Wir sind 100 Jahre im Verzug: Warum es mehr als zwei Geschlechter gibt
Sexualpädagoge und Sozialwissenschaftler Jeff Mannes über die geschlechtliche Vielfalt in der Natur
In der Natur gebe es nur Mann und Frau – das sei wissenschaftlicher Fakt, schreibt Philosoph Norbert Campagna. Sexualpädagoge Jeff Mannes widerspricht ihm in seinem Kommentar*: Menschliche Interpretationen sind in der Wissenschaft fehl am Platz.
Im Luxemburger Wort vom 18./19. November 2023 veröffentlichte der Philosoph Norbert Campagna einen Meinungsartikel, in dem er eine Binarität der Geschlechter als wissenschaftlichen Fakt darstellt. Als sein ehemaliger Schüler und heutiger ausgebildeter Sexualpädagoge und Sozialwissenschaftler mit Fokus auf Geschlecht möchte ich dazu ein paar Fakten in seine irreführende Argumentation bringen.

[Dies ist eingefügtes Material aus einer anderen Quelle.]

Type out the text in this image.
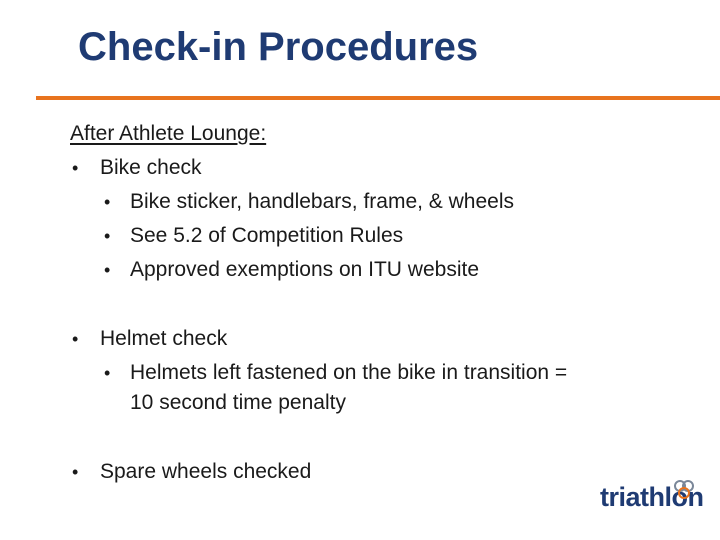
Check-in Procedures
After Athlete Lounge:
• Bike check
• Bike sticker, handlebars, frame, & wheels
• See 5.2 of Competition Rules
• Approved exemptions on ITU website
• Helmet check
• Helmets left fastened on the bike in transition =
10 second time penalty
• Spare wheels checked
triathlon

In der Naturwissenschaft herrscht keine Einigkeit darüber, dass Geschlecht binär sei. Vielmehr gibt es viele Wissenschaftler*innen, die diese Binarität in Frage stellen. Das leugnet Norbert Campagna jedoch und zitiert dafür eine (einzige) wissenschaftliche Publikation.
Und darin liegt das Problem: Für die Gegenposition, dass Geschlecht nicht binär sei, kann ich ebenso wissenschaftliche Publikationen zitieren. Eine auch für Laien verständliche und im Internet öffentlich zugängliche Publikation ist beispielsweise der Artikel «Sex Redefined: The Idea of 2 Sexes Is Overly Simplistic» der Genetikerin Claire Ainsworth im Magazin Scientific American vom 22. Oktober 2018.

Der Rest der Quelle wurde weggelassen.